Alternatives to prison: The Prison administration intends to reduce the prison population serving their terms behind prison walls by two-thirds by 2020.  Early release schemes such as parole have been in effect since July 2008 and other schemes are being applied, such as: compulsory attendance, correctional centres and half-way homes -  but figures are low for each of these – see Prisons below.

The Director General of the Prison Department indicated that the service was going through a process of transformation into a corrections service. In other jurisdictions this is accompanied by a change process that is signaled by a move from an overtly military to a more civilian style (reflected in symbolic alterations to uniform and increase in numbers of vocational training staff and civilian expertise) and towards a security approach based on principles of ‘dynamic’ rather than ‘static’ security (based on a co-operative approach between staff and prisoners).  Such a move is not in currency at present.
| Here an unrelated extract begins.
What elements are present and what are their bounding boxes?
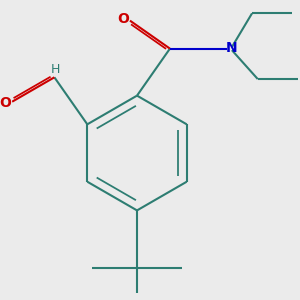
Text: O: O xyxy=(0,96,11,110)
Text: H: H xyxy=(51,62,61,76)
Text: N: N xyxy=(225,41,237,55)
Text: O: O xyxy=(117,12,129,26)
Pre-sentence reports: Young persons in conflict with the law are sentenced after consideration of ‘pre-sentence reports’ which one magistrate commented on as being ‘very helpful’. Pre-sentence reports are not extended to adult offenders, even where they are unrepresented. The role of the probation department appears to be limited and the resource and expertise it can provide under-used.

Sentencing guidelines and practice directions: The sentences handed down in the subordinate courts are reported to be inconsistent (according to prison officers who noted disparities in prison sentences for like offences). Sentencing guidelines for common or garden offences (in the form of tariffs) are not issued by the superior courts which would assist magistrates in particular where they have to learn ‘on the job’. As a matter of sentencing principle, some sentences appear disproportionate and anomalous in the context of contemporary Malaysia.  Practice directions on procedural matters such as bail are also absent.

High Court delays: While delays in the system have been reduced, they continue in the High Court and a waiting period of two years appears common.  Some of the causes of delay are attributed to resource constraints, especially as concerns delays in chemists’ reports (there is one laboratory covering the north of Peninsular Malaysia and the prosecution department report that delay from the chemists can delay proceedings by 3-6 months).